NGC 2005 : Un amas globulaire relique d'une fusion entre galaxies naines


La composition chimique des étoiles de l'amas globulaire NGC 2005 diffère nettement de celle des autres étoiles du Grand Nuage de Magellan. C'est la première preuve de la fusion de galaxies naines en dehors de la Voie Lactée. Cette observation d'une équipe italienne est publiée dans Nature Astronomy.


On sait que notre galaxie a grandi en absorbant des galaxies plus petites. Mais aujourd'hui, Alessio Mucciarelli (Université de Bologne) et ses collaborateurs montrent qu'une galaxie naine elle aussi peut absorber des galaxies plus petites qu'elle. Selon la théorie dominante décrivant la formation des grandes structures cosmiques, les grandes galaxies telles que la Voie Lactée se sont formées par fusion avec des galaxies plus petites, et ces dernières années, des preuves de cette théorie ont effectivement été trouvées pour notre galaxie grâce notamment au satellite Gaia. Mucciarelli et son équipe ont étudié le Grand Nuage de Magellan, la plus célèbre galaxie naine satellite de notre galaxie.
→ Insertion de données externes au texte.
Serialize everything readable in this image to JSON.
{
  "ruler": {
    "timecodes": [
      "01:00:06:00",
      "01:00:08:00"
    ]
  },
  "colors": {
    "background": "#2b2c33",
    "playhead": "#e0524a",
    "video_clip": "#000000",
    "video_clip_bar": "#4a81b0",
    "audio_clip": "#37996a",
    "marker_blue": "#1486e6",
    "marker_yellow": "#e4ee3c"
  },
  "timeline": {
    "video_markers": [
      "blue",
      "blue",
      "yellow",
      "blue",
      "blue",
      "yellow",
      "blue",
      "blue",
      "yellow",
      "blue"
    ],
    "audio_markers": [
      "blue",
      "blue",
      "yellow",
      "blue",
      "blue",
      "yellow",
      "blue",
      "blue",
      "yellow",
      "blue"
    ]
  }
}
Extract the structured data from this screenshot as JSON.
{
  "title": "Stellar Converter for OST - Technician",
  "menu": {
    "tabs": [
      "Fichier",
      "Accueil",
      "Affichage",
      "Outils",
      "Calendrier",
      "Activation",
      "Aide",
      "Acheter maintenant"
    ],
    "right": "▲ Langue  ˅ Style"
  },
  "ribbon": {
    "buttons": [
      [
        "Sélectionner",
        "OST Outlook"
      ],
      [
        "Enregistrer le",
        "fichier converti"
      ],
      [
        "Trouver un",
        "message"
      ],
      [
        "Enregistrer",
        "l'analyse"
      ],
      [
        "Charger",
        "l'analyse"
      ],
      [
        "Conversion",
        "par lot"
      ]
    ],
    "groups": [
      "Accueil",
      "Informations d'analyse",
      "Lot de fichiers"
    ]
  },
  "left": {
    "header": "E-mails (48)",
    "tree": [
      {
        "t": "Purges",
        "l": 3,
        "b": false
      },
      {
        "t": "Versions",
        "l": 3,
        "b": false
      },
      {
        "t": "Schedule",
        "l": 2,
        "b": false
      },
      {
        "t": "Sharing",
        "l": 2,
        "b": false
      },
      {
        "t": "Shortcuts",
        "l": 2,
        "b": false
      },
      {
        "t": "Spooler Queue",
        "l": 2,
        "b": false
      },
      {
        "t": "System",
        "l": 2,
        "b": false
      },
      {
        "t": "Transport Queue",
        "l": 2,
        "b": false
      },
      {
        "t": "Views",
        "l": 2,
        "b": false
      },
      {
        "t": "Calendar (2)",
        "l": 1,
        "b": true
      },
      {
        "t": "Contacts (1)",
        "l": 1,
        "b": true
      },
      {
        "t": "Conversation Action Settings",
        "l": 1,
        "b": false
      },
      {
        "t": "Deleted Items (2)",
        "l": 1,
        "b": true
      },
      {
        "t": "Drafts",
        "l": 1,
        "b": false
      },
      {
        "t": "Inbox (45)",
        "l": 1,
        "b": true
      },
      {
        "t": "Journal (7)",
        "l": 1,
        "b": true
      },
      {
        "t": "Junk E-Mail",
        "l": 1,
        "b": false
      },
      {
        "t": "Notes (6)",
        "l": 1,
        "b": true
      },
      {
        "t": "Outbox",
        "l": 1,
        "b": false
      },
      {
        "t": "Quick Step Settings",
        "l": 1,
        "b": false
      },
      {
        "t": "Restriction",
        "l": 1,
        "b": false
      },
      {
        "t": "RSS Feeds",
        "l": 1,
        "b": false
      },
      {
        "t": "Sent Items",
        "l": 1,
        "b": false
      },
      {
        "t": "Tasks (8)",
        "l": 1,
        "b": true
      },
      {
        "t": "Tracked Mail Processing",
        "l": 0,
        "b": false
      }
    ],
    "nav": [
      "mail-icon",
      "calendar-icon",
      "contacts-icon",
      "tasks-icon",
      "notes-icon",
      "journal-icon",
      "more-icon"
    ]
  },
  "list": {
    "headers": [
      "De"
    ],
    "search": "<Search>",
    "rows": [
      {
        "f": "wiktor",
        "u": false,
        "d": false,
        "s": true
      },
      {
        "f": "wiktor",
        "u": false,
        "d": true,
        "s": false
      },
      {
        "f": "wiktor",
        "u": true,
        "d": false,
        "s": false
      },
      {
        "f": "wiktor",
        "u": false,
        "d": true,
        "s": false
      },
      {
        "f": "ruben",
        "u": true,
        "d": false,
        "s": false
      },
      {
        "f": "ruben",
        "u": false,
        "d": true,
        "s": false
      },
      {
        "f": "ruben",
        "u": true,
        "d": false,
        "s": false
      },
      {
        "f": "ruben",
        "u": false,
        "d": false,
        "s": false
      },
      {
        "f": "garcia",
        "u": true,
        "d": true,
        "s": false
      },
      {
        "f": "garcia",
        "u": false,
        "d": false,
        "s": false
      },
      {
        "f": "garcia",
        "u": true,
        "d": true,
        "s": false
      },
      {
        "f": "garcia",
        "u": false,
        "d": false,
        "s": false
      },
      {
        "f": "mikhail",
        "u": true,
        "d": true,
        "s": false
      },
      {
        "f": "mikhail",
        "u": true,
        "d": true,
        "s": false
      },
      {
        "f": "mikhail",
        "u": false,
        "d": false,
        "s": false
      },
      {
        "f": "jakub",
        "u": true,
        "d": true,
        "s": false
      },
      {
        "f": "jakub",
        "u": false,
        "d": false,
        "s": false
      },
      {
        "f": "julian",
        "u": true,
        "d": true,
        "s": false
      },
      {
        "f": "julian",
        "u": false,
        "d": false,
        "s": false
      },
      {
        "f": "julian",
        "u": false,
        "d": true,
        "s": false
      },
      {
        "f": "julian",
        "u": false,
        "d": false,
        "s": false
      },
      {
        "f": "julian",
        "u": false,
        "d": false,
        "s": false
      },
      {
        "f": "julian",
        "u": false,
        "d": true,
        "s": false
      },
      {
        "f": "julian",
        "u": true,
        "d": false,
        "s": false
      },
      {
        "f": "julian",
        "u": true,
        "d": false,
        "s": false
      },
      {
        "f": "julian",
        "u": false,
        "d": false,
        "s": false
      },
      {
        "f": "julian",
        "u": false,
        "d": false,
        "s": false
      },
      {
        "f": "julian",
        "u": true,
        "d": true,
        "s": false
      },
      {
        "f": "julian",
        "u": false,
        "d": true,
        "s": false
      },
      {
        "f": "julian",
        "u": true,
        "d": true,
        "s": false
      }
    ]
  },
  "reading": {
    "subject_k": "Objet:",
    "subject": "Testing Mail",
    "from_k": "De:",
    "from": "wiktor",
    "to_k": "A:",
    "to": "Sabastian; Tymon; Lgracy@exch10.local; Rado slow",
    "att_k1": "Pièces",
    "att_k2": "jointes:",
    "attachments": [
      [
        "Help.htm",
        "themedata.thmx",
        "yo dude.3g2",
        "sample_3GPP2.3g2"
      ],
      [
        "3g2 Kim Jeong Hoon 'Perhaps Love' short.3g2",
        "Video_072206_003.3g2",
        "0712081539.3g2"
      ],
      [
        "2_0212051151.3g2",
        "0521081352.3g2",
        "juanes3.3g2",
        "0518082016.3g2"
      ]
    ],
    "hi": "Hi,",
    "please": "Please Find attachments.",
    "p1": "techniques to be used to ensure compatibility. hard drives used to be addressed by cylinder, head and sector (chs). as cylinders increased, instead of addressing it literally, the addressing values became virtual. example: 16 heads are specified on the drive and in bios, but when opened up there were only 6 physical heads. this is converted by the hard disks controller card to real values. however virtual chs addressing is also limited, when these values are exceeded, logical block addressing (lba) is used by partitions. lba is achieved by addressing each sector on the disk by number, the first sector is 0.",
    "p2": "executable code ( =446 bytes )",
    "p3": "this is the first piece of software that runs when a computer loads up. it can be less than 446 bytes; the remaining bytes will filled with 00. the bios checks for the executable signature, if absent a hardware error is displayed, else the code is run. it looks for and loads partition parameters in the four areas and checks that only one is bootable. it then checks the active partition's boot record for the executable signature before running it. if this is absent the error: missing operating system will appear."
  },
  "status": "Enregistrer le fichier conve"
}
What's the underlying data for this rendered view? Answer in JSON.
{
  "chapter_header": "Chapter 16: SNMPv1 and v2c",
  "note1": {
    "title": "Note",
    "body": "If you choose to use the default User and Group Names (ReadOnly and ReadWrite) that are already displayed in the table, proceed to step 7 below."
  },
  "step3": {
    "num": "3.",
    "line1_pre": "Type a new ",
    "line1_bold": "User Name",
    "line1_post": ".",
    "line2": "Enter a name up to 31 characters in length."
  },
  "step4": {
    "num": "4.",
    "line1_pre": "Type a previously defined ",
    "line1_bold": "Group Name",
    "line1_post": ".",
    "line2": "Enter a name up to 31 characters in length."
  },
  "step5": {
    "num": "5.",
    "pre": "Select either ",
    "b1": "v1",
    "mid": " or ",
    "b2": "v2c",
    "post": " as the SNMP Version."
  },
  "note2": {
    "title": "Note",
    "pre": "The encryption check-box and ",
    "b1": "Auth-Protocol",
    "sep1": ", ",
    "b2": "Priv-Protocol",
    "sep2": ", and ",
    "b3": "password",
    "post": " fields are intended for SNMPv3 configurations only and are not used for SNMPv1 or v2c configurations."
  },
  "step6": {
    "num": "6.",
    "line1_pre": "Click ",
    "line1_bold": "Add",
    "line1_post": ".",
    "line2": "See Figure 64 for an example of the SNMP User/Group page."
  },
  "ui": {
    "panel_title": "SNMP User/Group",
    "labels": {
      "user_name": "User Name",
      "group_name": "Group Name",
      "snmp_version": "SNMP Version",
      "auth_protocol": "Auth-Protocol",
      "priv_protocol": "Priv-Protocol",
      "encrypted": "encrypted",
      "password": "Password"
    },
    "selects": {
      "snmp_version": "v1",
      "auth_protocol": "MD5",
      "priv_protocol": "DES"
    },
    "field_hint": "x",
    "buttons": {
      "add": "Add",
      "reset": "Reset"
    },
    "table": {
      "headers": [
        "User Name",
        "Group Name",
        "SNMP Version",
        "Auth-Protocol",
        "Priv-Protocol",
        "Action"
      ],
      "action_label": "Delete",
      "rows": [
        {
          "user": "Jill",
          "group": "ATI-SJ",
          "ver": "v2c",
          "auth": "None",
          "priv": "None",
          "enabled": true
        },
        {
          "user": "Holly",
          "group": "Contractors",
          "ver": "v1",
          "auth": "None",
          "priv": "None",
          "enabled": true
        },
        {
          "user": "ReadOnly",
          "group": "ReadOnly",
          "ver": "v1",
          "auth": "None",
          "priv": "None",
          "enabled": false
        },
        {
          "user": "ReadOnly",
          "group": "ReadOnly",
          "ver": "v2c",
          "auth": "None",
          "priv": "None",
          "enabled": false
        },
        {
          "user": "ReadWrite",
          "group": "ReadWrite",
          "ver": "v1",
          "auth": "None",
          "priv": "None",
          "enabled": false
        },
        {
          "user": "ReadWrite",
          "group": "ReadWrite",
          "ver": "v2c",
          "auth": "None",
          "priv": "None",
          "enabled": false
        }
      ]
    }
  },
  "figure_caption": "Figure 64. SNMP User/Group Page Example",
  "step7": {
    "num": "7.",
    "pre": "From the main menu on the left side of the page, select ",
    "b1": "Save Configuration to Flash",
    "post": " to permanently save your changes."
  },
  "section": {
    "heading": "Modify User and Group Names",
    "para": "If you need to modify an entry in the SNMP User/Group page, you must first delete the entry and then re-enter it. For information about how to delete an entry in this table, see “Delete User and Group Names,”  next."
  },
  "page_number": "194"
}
Ils se sont particulièrement intéressés à ses amas globulaires, ces groupes sphériques de milliers ou de millions d'étoiles dont le noyau peut résister même après des milliards d'années de poussée et de traction dans une galaxie.  Rappelons que le Grand Nuage de Magellan (LMC) est une galaxie dont la masse totale est de l'ordre de 200 milliards de masses solaires (6 fois moins que la Voie Lactée), dont 3 milliards de masses solaires en étoiles.  

Les chercheurs italiens ont analysé la composition chimique de onze amas globulaires du LMC grâce à des observations spectroscopiques par le Very Large Telescope et les télescopes Magellan au Chili. Sur les 11 amas globulaires étudiés dans le Grand Nuage de Magellan, l'un d'entre eux présente une composition chimique nettement différente. Il s'agit de l'amas globulaire NGC 2005. Cet amas contient environ 200 000 étoiles et est situé à ~0,23 kpc (750 années-lumière) du centre du Grand Nuage de Magellan.
NGC 2005 est un amas globulaire relativement massif (M ≈ 2 à 3 105 M). Ce qu'ont remarqué Mucciarelli et ses collègues c'est que NGC 2005 contient beaucoup moins de zinc, de cuivre, de silicium et de calcium que les dix autres amas. Les chercheurs mesurent  des rapports d'abondance qui sont systématiquement plus faibles  que ceux mesurés dans les autres amas globulaires du LMC avec pourtant des métallicités similaires (abondance en fer par rapport à l'hydrogène). Cette sous-abondance est visible pour presque toutes les éléments, y compris des éléments comme le Si, Ca, Sc, Ti, V, Mn, Co, Ni, Cu, Zn, Ba, La et Eu, qui se forment pourtant à partir de différents canaux de nucléosynthèse (c'est-à-dire à partir de supernovas à effondrement de coeur ou thermonucléaires, d'hypernovas et de processus de capture lente et rapide de neutrons. Les cinq amas globulaires du LMC qui ont une métallicité [Fe/H] comparable à celui de NGC 2005 (-1.75 < [Fe/H] < -1.69 dex) ont des rapports d'abondance entre éléments qui sont très similaires les uns aux autres. Ils constituent un groupe homogène d'amas partageant la même chimie. Ces amas se sont donc formés dans des environnements qui ont connu une histoire d'enrichissement chimique similaire, probablement dans le LMC lui-même. Mais les fortes différences chimiques entre NGC 2005 et ce groupe d'amas indiquent un chemin d'enrichissement chimique complètement différent. Pour Mucciarelli et ses collaborateurs, cela révèle que NGC 2005 ne peut pas s'être formé dans le même environnement que le reste des amas du LMC à cette métallicité, mais qu'il doit être né ailleurs, dans un système qui a converti son gaz en étoiles à un rythme plus lent.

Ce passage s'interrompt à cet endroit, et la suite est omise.